Traditional horchata in Mexico is a rice-based beverage made by soaking rice with cinnamon overnight, blending the soaked rice with water, straining, and sweetening — a recipe documented across countless authoritative Mexican home cooking sources including My Latina Table, Cooking Classy, and Muy Delish. The horchata syrup variation, designed for spiked cocktails rather than as a standalone drink, emerged from craft cocktail programs in the 2010s as bartenders looked for ways to deliver horchata flavor in a single bottled ingredient. The technique was documented through publications including Salt and Wind Travel, which featured a tequila-spiked horchata cocktail using a cinnamon-vanilla syrup, Farm to Jar, which built complete spiked horchata cocktails around a cinnamon-vanilla simple syrup base, and Honest Cooking, which used the same approach for its tequila horchata cocktail.
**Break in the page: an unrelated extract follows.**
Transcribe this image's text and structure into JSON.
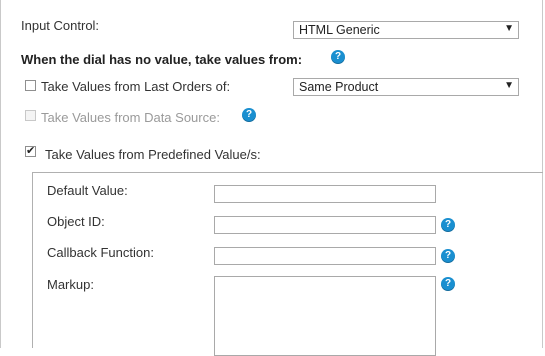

The use of rice in the syrup adds subtle authentic body without creating the labor-intensive prep of full traditional horchata.

Variations

For an almond horchata syrup that mimics the version popular in central Mexico, add two tablespoons of sliced almonds to the simmer along with the rice and cinnamon, then strain through a finer mesh. A coconut horchata variation made by replacing the water with coconut water adds tropical depth that pairs beautifully with rum cocktails. For a more pronounced cinnamon character, increase to three cinnamon sticks or steep an additional cinnamon stick in the bottled syrup for a few days. A spiced horchata syrup made with two cardamom pods and a single clove added to the simmer captures the more complex spice profile of horchata variants from El Salvador and Honduras. For dessert applications, replace one quarter of the granulated sugar with brown sugar to add molasses character ideal for fall and winter cocktails.

Allergen Info

No common allergens in the base recipe. Naturally vegan and gluten-free. The almond variation contains tree nuts. Verify the specific vanilla extract brand is certified gluten-free if serving guests with celiac disease, since some lower-quality vanilla extracts contain wheat-derived alcohol.